An abundance of great speakers addressed RDC’s 35th annual Alaska Resources Conference last month, and I don’t have enough space to even get started on recapping. So rather than try, I’m going to focus on one telling moment for me that altered my perspective on the challenges ahead for our resource dependent economy in Alaska. Hearing one word changed my understanding of the recent 35 percent reduction in crude oil prices. I had previously thought these lower prices were short term, but now I realize they are likely a new normal. It is a very real possibility these lower prices will last for years, and they may go even lower.
Patricia Mohr, Vice President and Economics and Commodity Markets Specialist for Scotia Bank, was willing to travel clear from Toronto to present an indepth keynote luncheon presentation on the outlook for mineral and energy commodity markets. Ms. Mohr helped connect the dots on the complex web of interrelated global forces that impact commodity prices in the mining and energy sector. This was a timely topic for conference participants in light of the recent drop in the price of crude oil and the multi-year slump in the minerals sector.
The trends in global GDP, China, Eurozone, and liquidity was all very interesting. What jumped out was when Ms. Mohr said a single word, “structural.” She explained that we are seeing structural change in the global trading of crude oil.
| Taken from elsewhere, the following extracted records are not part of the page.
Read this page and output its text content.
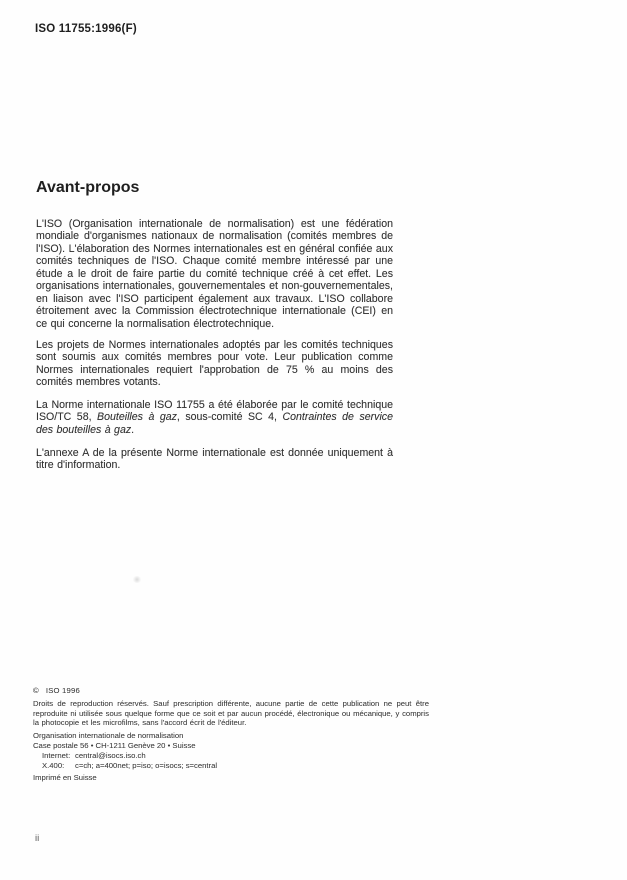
ISO 11755:1996(F)
Avant-propos
L'ISO (Organisation internationale de normalisation) est une fédération mondiale d'organismes nationaux de normalisation (comités membres de l'ISO). L'élaboration des Normes internationales est en général confiée aux comités techniques de l'ISO. Chaque comité membre intéressé par une étude a le droit de faire partie du comité technique créé à cet effet. Les organisations internationales, gouvernementales et non-gouvernementales, en liaison avec l'ISO participent également aux travaux. L'ISO collabore étroitement avec la Commission électrotechnique internationale (CEI) en ce qui concerne la normalisation électrotechnique.
Les projets de Normes internationales adoptés par les comités techniques sont soumis aux comités membres pour vote. Leur publication comme Normes internationales requiert l'approbation de 75 % au moins des comités membres votants.
La Norme internationale ISO 11755 a été élaborée par le comité technique ISO/TC 58, Bouteilles à gaz, sous-comité SC 4, Contraintes de service des bouteilles à gaz.
L'annexe A de la présente Norme internationale est donnée uniquement à titre d'information.
© ISO 1996
Droits de reproduction réservés. Sauf prescription différente, aucune partie de cette publication ne peut être reproduite ni utilisée sous quelque forme que ce soit et par aucun procédé, électronique ou mécanique, y compris la photocopie et les microfilms, sans l'accord écrit de l'éditeur.
Organisation internationale de normalisation
Case postale 56 • CH-1211 Genève 20 • Suisse
Internet: central@isocs.iso.ch
X.400: c=ch; a=400net; p=iso; o=isocs; s=central
Imprimé en Suisse
ii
The last time I heard a commodities specialist talking about structural change was in 1997 when the floor fell out of the market for Alaska forest products in Japan. Those structural changes in the market resulted in lasting changes in the pricing structure (for the worst) and negatively impacted many forest landowners and operators in Alaska.
Commodity markets will always be cyclical, however, structural changes are game changing over longer periods where the basic way the market is functioning changes. Just a few years ago there was much discussion of “peak oil.” Thanks to the shale revolution leading to dramatic increases in North American oil production, combined with global economic malaise and weak demand, we are now in a global oil supply glut with little end in sight.
U.S. oil production keeps exceeding expectations, and other oil dependent nations are ramping up production to offset lost revenues, and some in hopes of slowing U.S. production by driving prices even lower. No one can predict where this is heading, but when experts like Ms. Mohr start talking structural change, fasten your seat belts, this lower priced oil may be here for an extended period.
The good news is increased North Slope and Cook Inlet oil and gas activity is stemming the production decline in both basins. And, thanks to SB21, the impact of low oil prices on state revenues is considerably less than had we stuck with ACES. Former Governor Parnell, the Alaska Legislature and Alaska voters deserve kudos for the foresight in mitigating the downside risk to the treasury that ACES imposed.
I also have to commend Governor Walker for starting a public discussion on the budget challenges resulting from low oil prices. Before he was even sworn into office, then Governor-elect Walker convened a very diverse group of Alaskans for his transition summit. The first order of business was to address our dire fiscal situation. If current trends continue, the state could burn through its reserve accounts in three short years. Addressing these tough issues requires we all understand them and Governor Walker’s transition forum was a great start.
RDC has been advocating for a long-term fiscal plan for over a decade without much to show for it. Perhaps it takes a crisis to take action. Now it is imperative we set a course for a sustainable fiscal system that isn’t so vulnerable to the whims of global commodity forces over which we have no control. We need to reassess the core functions of state government and how we are going to pay for them without undue burdens on future generations. And through all this, we must insure that Alaska is a competitive place to invest and grow our resource economy.
The temptation of policy makers to look to fisheries, tourism, forestry, and mining as potential sources of new tax revenues needs to be tempered by consideration of the consequences of additional burdens on these industries. Our focus should be on growing these industries so we have more success stories like Red Dog and Greens Creek mines, both major tax payers to local and state governments that have transformed regional economies for a quarter century and are still going strong. While North Slope gas holds promise, it too must compete on the international stage and needs predictable and competitive fiscal terms to be monetized.
Our state fiscal plan should include initiatives to grow revenues from resource projects by growing the pie. If we want more mining revenue, develop more mines! Consider the economic contribution of the Red Dog Mine in Northwest Alaska. Red Dog just celebrated its 25th anniversary this year. This one project has resulted in more than $119 million in revenues to the Northwest Arctic Borough, $608 million in ANCSA 7(i) revenue sharing across Alaska, 600 direct jobs and 490 indirect jobs with a combined annual payroll of $85 million. In addition, this one project pays 35 percent of the state mining license tax, $208 million to date.
Hoping oil quickly returns to over $100 per barrel is not a prudent strategy. Patricia Mohr traveled from Toronto to tell many of us what we didn’t want to hear. It’s time to get past the denial stage. We are in for some tough times and difficult policy choices. It behooves all Alaskans to recognize our challenges, listen to each other and forge a path forward based on opportunity, growth and sustainability – a path that makes Alaska an attractive place to invest.